Closed xiaoxiangshusheng closed 4 months ago
Hi,
Is this the base model, as opposed to the Instruct model?
Hi, @jklj077 , my used model is Qwen2-72B-Instruct,I have modify the title.
Could you tell me which dataset is used to generate Qwen2-72B-Instruct-AWQ , which is supplyed in https://modelscope.cn/models/qwen/Qwen2-72B-Instruct-AWQ/summary Thanks!
Hi,
As the error logs suggest, there are NaNs in the quantization procedure. For an instruct (or chat) model in Qwen series, it would be better to use an instruction or chat dataset formatted in ChatML for calibration in quantization.
We have used the in-house data for post-training to produce the provided models but other datasets for SFT should be also okay.
Hi, I have used my SFT data to quantize STF Qwen2-72B-Instruct model. Unfortunately, it can not be successful.
In fact , autoAwq needs to reshape input data into regular size, in autoawq code, the shape is [batch_size, block_size],block_size has been set to 512. For qwen2 model, because the model supports longer text, it is necessary to modify block_size in quantization? In other words, quantized model can be accquired only by setting SFT data? I am grateful for your reply!
You can try using this code: https://github.com/yangyo/AutoAWQ.git
You can try using this code: https://github.com/yangyo/AutoAWQ.git
Thank you for your advice. The new code uses number 1 to replace NAN, but in my opinion, grid search will be affected in an undesirable direction if scales_view = torch.ones_like(scales_view) when meets NAN. I guess the model dtype is bfloat16, while autoawq code requires dtype is float16
You can try using this code: https://github.com/yangyo/AutoAWQ.git
Can you provide an example of your code for testing?
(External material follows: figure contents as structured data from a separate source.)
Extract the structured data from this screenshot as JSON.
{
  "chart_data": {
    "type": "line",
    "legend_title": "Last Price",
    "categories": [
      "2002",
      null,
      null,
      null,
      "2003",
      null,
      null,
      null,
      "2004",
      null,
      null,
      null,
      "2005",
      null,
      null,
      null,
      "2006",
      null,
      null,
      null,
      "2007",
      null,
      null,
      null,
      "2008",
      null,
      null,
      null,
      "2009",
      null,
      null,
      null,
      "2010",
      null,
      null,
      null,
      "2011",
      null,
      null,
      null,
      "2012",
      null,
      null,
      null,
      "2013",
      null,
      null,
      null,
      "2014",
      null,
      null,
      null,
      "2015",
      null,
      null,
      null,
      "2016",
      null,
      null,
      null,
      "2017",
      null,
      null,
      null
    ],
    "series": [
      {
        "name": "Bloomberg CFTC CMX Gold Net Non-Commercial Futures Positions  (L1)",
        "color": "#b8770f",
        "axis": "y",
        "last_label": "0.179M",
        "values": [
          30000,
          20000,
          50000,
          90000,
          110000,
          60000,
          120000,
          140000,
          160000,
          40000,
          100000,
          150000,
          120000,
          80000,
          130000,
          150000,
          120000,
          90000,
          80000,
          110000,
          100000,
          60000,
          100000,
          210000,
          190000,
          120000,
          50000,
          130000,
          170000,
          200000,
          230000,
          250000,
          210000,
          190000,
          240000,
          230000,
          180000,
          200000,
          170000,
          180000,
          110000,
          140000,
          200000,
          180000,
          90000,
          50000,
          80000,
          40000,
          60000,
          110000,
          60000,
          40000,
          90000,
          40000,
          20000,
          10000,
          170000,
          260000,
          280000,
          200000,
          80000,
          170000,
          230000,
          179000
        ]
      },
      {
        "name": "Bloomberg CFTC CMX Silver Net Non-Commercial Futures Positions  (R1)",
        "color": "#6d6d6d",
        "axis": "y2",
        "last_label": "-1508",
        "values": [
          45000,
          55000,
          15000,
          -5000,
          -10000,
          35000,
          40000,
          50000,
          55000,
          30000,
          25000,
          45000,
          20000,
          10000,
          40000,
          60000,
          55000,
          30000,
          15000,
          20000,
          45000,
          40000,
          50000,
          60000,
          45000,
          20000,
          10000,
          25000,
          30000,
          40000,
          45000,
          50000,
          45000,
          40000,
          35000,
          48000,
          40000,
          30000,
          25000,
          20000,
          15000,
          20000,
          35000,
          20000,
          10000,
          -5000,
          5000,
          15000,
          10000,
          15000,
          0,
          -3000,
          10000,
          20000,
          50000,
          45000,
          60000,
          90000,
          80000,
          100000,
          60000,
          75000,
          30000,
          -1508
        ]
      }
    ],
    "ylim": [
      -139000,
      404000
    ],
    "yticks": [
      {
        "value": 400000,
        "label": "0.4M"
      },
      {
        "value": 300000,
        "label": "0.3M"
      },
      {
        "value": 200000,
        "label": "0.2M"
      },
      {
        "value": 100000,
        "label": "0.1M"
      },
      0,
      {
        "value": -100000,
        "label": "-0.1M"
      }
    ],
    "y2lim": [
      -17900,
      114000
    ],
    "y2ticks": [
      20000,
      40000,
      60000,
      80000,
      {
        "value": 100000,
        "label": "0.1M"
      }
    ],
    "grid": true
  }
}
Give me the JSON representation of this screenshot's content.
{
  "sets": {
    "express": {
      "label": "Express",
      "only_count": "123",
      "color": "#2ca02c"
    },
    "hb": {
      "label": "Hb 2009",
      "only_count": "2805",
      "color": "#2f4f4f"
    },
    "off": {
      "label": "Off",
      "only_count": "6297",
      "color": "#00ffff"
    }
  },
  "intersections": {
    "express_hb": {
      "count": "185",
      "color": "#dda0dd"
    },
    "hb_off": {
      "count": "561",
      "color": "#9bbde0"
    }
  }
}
I'm trying to quant with your code for this model:
model_path = "/home/dario/tess2"
quant_path = "/models/migtissera/Tess-v2.5.2-Qwen2-72B"
quant_config = { "zero_point": True, "q_group_size": 128, "w_bit": 4, "version": "GEMM" }
# Load model
model = AutoAWQForCausalLM.from_pretrained(
model_path,
torch_dtype= torch.bfloat16,
**{
"low_cpu_mem_usage": True,
"use_cache": False,
#"device_map": 'auto',
#"max_memory": {0: "10GB", "cpu": "190GB", 1:"10GB", 2:"10GB", 3:"10GB" }
}
)
tokenizer = AutoTokenizer.from_pretrained(model_path, trust_remote_code=True)
# Quantize
model.quantize(tokenizer, quant_config=quant_config)
# Save quantized model
model.save_quantized(quant_path)
tokenizer.save_pretrained(quant_path)
it is a model finetune from Qwen2-72B and fails on layer 17
false negative, model was corrupted download, now pass layer 17 and continue quanting....
when I use my dataset to quantize qwen2-72B by autoawq, it not works successful. whether dataset is c4 or my data, it can not be quantized.